Shannon Fay, 23, of Sayville, Carly Beyar, 23, of South...

Shannon Fay, 23, of Sayville, Carly Beyar, 23, of South Hempstead watch Alanna Locast, 25, of Wantagh do some fancy footwork. The three were teammates at Fairfield University. They began making funny videos with a huge following and now have a business. Credit: Bruce Gilbert

You can’t go out with friends after school because of soccer practice. You only get tan on your knees, because you’re constantly wearing shin guards and soccer shorts. You struggle pulling up your skinny jeans because your thighs have become so muscular.

When Carly Beyar, 23, of South Hempstead, Alanna Locast, 25, of Wantagh, and Shannon Fay, 23, of Sayville, were college soccer teammates at Fairfield University in Connecticut, they jokingly started tweeting such humorous soccer-girl laments at #soccergirlproblems. That’s turned into a business venture targeting female soccer players from ages 12 to 24.

Their initial tweeting exploded. Their subsequent Twitter handle, @SoccerGrlProbs, now has more than 200,000 followers — leading the three teammates to make more than 80 humorous YouTube videos with more than 13 million views. They star as horrified salon staffers who have to give pedicures to soccer players with calloused feet, overzealous soccer moms doling out orange slices at halftime (that video was filmed at John Burns Park in Massapequa) and hyped-up, mustachioed referees red-carding roommates for putting their feet on the coffee table.

While still in college, they formed a company called SoccerGrlProbs that now sells T-shirts, sweatpants, water bottles and other paraphernalia with their funny messages; they say they’ve sold more than 20,000 articles of clothing. By now, fans recognize them and want to take pictures with them when they attend soccer events such as U.S. Women’s National Team games. Companies have sent them to cover soccer events such as the 2015 FIFA Women’s World Cup in Canada.

“They’ve gotten very popular,” says Lindsay Fleischer, 16, of Smithtown, who plays for Intense Soccer Academy. She’d heard of them even before her soccer team helped film a video called “Soccer Taxi” for SoccerGrlProbs last summer, posing as players being dropped off at practice at the Baymen Soccer Fields in West Sayville.

“I think I’ve watched every single video they’ve ever posted. They’re so funny,” says Alexis Benedetto, 17, of Hauppauge, who also plays for ISA and was in the “Soccer Taxi” video. “I feel like I almost look up to them in a way, and when I had the opportunity to be in one of their videos, I said, ‘Oh my gosh, yes!’ ”


Everything leading to SoccerGrlProbs began during preseason for Fairfield University’s Division 1 soccer team in August 2011, when Beyar, Locast and Fay were all playing forwards. “We all had ice packs on our legs and we were all dirty. Everyone’s laughing and thinking, ‘This is funny,’ ” Locast says. They started tweeting.

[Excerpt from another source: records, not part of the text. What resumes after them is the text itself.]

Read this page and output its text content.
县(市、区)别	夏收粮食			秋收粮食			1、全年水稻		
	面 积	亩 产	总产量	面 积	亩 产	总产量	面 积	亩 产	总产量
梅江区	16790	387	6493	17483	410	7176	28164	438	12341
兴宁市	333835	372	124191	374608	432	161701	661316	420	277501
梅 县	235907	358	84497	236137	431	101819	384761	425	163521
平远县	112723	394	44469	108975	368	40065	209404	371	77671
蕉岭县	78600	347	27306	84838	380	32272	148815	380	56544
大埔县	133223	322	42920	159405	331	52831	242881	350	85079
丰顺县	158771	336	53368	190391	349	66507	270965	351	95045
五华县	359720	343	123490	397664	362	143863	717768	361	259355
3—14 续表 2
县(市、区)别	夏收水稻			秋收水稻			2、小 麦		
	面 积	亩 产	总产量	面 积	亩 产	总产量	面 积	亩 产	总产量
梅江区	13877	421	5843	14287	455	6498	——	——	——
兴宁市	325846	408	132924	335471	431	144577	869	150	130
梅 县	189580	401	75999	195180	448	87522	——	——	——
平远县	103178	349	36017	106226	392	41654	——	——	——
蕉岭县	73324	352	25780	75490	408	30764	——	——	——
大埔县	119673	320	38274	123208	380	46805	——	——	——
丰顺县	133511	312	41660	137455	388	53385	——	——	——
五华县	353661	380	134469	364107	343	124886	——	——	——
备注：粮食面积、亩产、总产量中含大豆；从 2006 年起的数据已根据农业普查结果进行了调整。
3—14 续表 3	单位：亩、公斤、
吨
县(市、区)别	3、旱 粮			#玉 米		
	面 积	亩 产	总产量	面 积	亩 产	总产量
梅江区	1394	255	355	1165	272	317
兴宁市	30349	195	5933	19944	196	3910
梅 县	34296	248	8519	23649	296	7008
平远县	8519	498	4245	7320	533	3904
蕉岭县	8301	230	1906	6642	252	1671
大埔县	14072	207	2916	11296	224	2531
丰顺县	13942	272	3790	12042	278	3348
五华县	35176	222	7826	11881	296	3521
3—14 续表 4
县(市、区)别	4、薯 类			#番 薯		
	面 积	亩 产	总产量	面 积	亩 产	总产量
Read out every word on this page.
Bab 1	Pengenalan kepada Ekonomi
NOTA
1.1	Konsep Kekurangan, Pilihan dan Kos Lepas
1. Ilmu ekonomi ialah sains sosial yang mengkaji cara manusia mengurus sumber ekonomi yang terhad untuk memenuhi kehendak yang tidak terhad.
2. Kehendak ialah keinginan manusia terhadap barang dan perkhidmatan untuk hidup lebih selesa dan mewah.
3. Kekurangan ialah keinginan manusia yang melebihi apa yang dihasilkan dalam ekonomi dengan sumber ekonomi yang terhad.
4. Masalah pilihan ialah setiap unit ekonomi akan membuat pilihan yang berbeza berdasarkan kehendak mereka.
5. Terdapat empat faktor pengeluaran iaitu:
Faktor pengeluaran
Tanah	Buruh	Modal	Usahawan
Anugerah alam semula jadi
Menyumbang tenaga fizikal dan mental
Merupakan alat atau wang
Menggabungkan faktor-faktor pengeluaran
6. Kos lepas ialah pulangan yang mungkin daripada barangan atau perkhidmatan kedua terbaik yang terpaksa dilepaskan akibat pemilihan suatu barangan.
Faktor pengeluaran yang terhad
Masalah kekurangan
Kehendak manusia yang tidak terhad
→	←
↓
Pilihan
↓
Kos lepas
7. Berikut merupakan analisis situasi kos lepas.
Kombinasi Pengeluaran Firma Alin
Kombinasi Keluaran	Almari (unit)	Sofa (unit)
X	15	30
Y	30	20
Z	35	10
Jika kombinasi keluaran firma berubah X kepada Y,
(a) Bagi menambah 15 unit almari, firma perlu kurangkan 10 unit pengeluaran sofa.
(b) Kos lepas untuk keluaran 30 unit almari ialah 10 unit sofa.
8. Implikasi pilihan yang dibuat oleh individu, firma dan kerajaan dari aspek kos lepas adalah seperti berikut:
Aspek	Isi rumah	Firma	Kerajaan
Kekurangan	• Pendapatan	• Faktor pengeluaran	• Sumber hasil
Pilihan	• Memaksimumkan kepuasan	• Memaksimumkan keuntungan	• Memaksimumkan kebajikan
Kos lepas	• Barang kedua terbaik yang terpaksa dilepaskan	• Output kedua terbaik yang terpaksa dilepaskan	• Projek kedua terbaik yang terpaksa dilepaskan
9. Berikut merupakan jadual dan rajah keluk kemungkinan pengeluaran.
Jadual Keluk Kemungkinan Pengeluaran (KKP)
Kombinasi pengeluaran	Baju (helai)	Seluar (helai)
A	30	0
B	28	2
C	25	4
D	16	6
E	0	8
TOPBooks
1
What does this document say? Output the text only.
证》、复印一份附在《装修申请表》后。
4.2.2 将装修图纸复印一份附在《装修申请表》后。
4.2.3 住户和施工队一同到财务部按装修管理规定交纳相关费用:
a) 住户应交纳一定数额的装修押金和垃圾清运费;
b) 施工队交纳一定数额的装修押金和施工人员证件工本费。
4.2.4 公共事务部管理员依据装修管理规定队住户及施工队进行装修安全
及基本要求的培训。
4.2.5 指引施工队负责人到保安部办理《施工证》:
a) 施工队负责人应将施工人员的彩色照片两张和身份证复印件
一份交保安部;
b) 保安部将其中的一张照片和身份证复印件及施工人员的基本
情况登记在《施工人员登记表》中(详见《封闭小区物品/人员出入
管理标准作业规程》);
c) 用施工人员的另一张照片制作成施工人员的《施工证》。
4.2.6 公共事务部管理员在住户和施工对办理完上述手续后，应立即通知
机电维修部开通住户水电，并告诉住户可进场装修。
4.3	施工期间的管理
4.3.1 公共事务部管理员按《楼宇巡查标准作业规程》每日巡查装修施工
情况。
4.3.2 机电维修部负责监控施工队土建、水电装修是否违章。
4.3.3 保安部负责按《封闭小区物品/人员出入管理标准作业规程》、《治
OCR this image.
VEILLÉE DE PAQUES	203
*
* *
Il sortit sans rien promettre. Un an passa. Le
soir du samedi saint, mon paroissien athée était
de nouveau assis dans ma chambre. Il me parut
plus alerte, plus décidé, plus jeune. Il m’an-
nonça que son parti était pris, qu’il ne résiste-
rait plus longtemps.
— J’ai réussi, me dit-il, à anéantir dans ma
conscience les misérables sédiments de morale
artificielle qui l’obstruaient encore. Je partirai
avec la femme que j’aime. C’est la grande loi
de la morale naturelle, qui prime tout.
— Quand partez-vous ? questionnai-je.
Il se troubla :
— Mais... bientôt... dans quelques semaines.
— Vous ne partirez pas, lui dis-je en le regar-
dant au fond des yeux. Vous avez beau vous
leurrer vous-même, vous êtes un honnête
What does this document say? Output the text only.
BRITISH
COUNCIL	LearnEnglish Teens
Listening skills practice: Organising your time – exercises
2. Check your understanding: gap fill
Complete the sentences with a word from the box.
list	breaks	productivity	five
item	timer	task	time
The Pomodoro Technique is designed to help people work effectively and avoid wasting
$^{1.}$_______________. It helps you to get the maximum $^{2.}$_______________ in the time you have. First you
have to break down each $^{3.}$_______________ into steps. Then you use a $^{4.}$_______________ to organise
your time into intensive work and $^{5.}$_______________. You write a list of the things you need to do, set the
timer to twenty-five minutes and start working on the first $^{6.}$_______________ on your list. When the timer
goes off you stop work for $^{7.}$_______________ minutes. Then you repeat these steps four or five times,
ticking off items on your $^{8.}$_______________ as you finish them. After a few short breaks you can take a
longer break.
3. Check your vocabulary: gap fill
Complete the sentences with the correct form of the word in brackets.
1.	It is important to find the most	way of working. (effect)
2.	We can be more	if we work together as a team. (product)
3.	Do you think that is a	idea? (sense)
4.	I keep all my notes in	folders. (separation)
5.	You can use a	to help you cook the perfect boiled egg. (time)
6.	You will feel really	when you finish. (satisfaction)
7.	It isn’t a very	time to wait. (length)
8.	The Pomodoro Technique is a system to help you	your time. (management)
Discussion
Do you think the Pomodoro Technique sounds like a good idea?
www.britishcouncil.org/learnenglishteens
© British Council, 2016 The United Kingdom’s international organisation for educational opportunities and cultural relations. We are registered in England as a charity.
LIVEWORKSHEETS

“These are things a unique section of girls can relate to,” Locast says. If you understand this early-on tweet, you’re one of them: “That moment of severe depression when your pre-wrap breaks.” For the uninitiated, the girls use the pre-wrap to wrap around their foreheads so that flyaway hairs don’t get into their eyes during practice and games.

Followers beseeched them to make a video. Within three days, their first amateur video illustrating comical challenges, filmed using an iPad in their campus dorm rooms, locker room and soccer field, drew 1 million views. They decided to sell a T-shirt that said “I can’t, I have soccer” for $19.99. They thought it would be cool if they could sell 300 T-shirts online. They sold out in one night.


Their earliest videos, when they thought all their followers were fellow college-aged soccer players, include off-color language. But once the threesome realized that tween and teen girls were also following them, they tried to nix the swearing (though, parental warning, some slips get through here and there).

The women spent a year during 2014 to 2015 in a joint Fairfield University/Town of Fairfield program called FAME (recently renamed FUEL), an entrepreneurial incubator to help launch new businesses. “It really, really helped us understand what we were dealing with, how to do everything financially and legally,” Beyar says. “We weren’t business majors.”

Everybody was rooting for them to succeed, says Christopher Huntley, a business school professor and a co-founder of the program. “They started out with one tweet in 2011 and by the time I was talking to them, they were selling hundreds of thousands of dollars in T-shirts with funny sayings on them,” Huntley says.

Beyar and Locast are now living in their childhood Long Island homes and Fay is living in Manhattan as the three graduates continue to expand the business, operating primarily out of a space in the city. “I knew junior year I wanted to do this as long as we could,” Beyar says. “This happening to us was such a blessing.”

Their latest goal — pun intended — is to get on TV’s “Shark Tank” and have investors Mark Cuban or Barbara Corcoran back them. They’re in the midst of submitting their video application to the show.